## Trigonometry (11th Edition) Clone

$$\frac{\tan51^\circ}{1-\tan^251^\circ}=\frac{\tan102^\circ}{2}$$
$$\frac{\tan51^\circ}{1-\tan^251^\circ}$$ Recall the Double-Angle Identity for tangent: $$\tan2A=\frac{2\tan A}{1-\tan^2A}$$ So the formula $\frac{\tan51^\circ}{1-\tan^251^\circ}$ lacks a number $2$ in the numerator for the application of the identity.
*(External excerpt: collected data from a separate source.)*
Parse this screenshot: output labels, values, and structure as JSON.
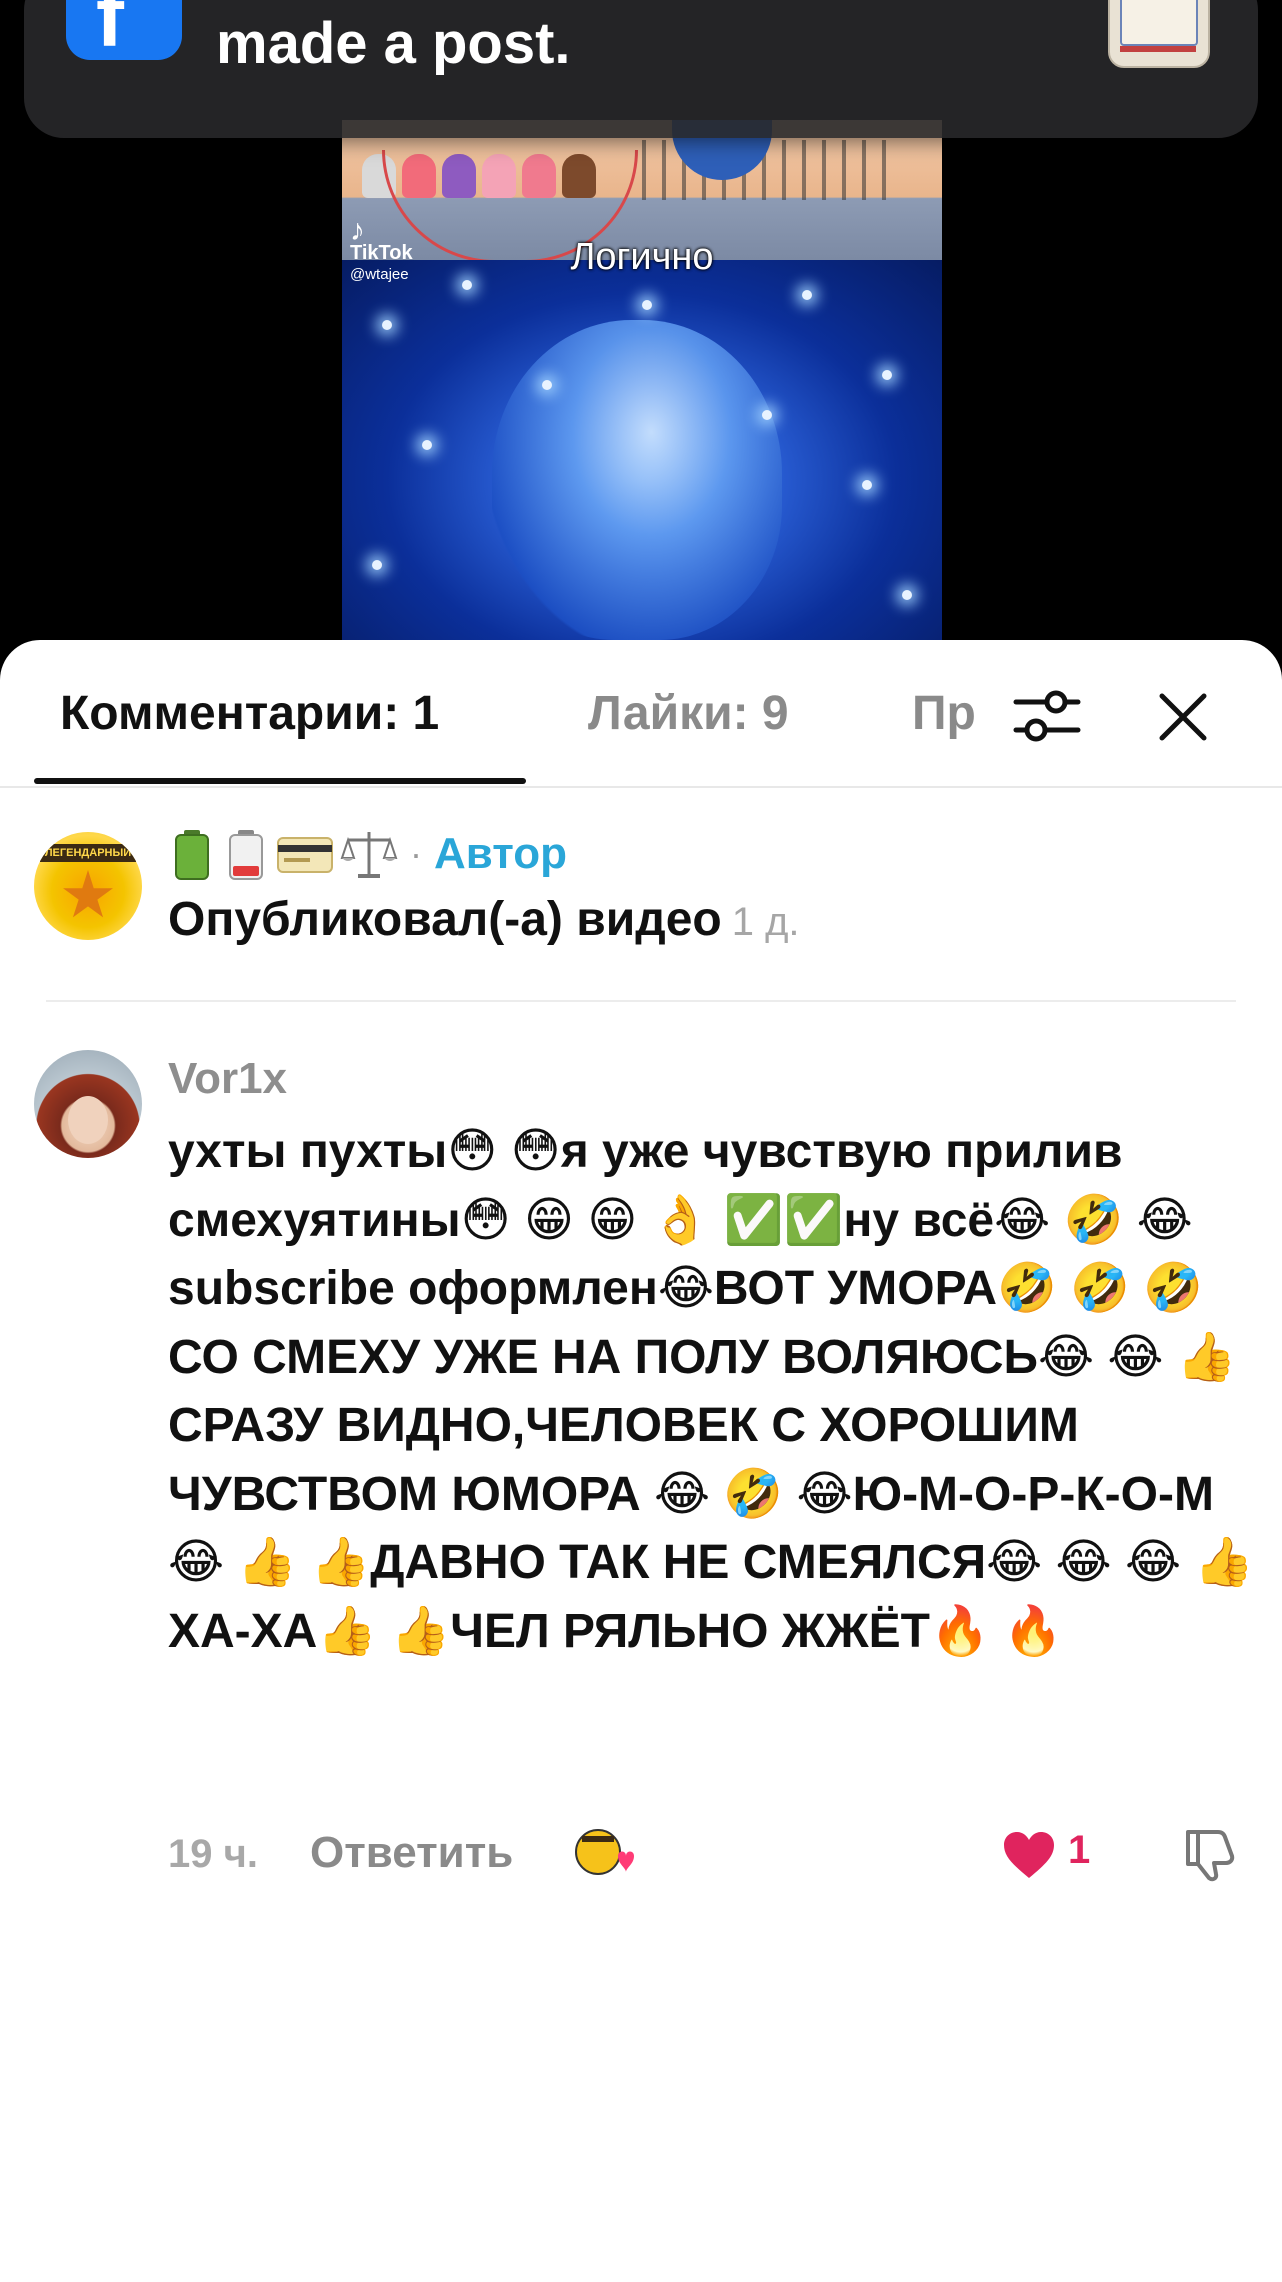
{
  "notification": {
    "text": "made a post.",
    "app_icon": "facebook-icon"
  },
  "video": {
    "caption": "Логично",
    "watermark": "TikTok",
    "handle": "@wtajee"
  },
  "tabs": {
    "comments": "Комментарии: 1",
    "likes": "Лайки: 9",
    "truncated": "Пр"
  },
  "author_entry": {
    "badge": "Автор",
    "dot": "·",
    "action": "Опубликовал(-а) видео",
    "time": "1 д.",
    "avatar_banner": "ЛЕГЕНДАРНЫЙ",
    "emojis": [
      "battery-full-icon",
      "battery-low-icon",
      "credit-card-icon",
      "scales-icon"
    ]
  },
  "comment": {
    "username": "Vor1x",
    "text": "ухты пухты😳 😳я уже чувствую прилив смехуятины😳 😁 😁 👌 ✅✅ну всё😂 🤣 😂 subscribe оформлен😂ВОТ УМОРА🤣 🤣 🤣СО СМЕХУ УЖЕ НА ПОЛУ ВОЛЯЮСЬ😂 😂 👍СРАЗУ ВИДНО,ЧЕЛОВЕК С ХОРОШИМ ЧУВСТВОМ ЮМОРА 😂 🤣 😂Ю-М-О-Р-К-О-М😂 👍 👍ДАВНО ТАК НЕ СМЕЯЛСЯ😂 😂 😂 👍ХА-ХА👍 👍ЧЕЛ РЯЛЬНО ЖЖЁТ🔥 🔥",
    "time": "19 ч.",
    "reply_label": "Ответить",
    "like_count": "1"
  },
  "colors": {
    "author_badge": "#2aa6d8",
    "like_red": "#e0245e",
    "facebook_blue": "#1877f2"
  }
}
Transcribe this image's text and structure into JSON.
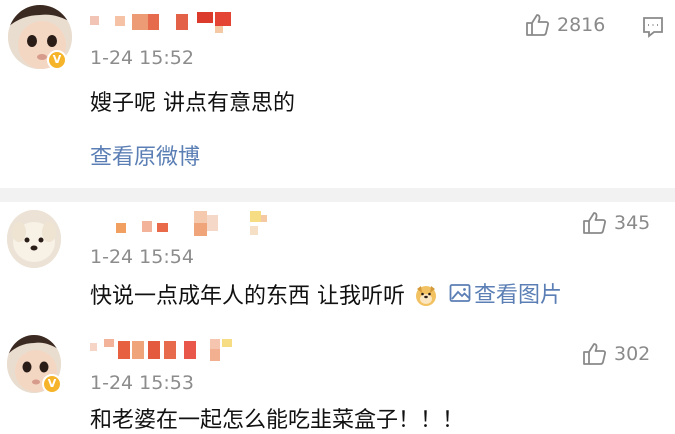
{
  "comments": [
    {
      "time": "1-24 15:52",
      "text": "嫂子呢 讲点有意思的",
      "likes": "2816",
      "view_original": "查看原微博",
      "verified_badge": "v-badge-icon",
      "avatar": "baby-avatar"
    },
    {
      "time": "1-24 15:54",
      "text": "快说一点成年人的东西 让我听听",
      "emoji": "dog-emoji-icon",
      "view_image": "查看图片",
      "likes": "345",
      "avatar": "puppy-avatar"
    },
    {
      "time": "1-24 15:53",
      "text": "和老婆在一起怎么能吃韭菜盒子！！！",
      "likes": "302",
      "verified_badge": "v-badge-icon",
      "avatar": "baby-avatar"
    }
  ],
  "colors": {
    "link": "#5b7fb5",
    "meta_gray": "#8c8c8c",
    "badge_yellow": "#f6b42a",
    "divider_bg": "#f2f2f2",
    "mosaic_red": "#e6503b",
    "mosaic_orange": "#f2a061"
  }
}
It can be fixed, though. $$\frac{\tan51^\circ}{1-\tan^251^\circ}=\frac{2\times\frac{1}{2}\times\tan51^\circ}{1-\tan^251^\circ}$$ $$\frac{\tan51^\circ}{1-\tan^251^\circ}=\frac{1}{2}\times\frac{2\tan51^\circ}{1-\tan^251^\circ}$$ Now we can apply the above identity for $\frac{2\tan51^\circ}{1-\tan^251^\circ}$ with $A=51^\circ$ $$\frac{\tan51^\circ}{1-\tan^251^\circ}=\frac{1}{2}\times\tan(2\times51^\circ)$$ $$\frac{\tan51^\circ}{1-\tan^251^\circ}=\frac{\tan102^\circ}{2}$$ As it is hard to get an exact value of $\tan102^\circ$, we leave it unchanged, since the question allows for a single trigonometric function value.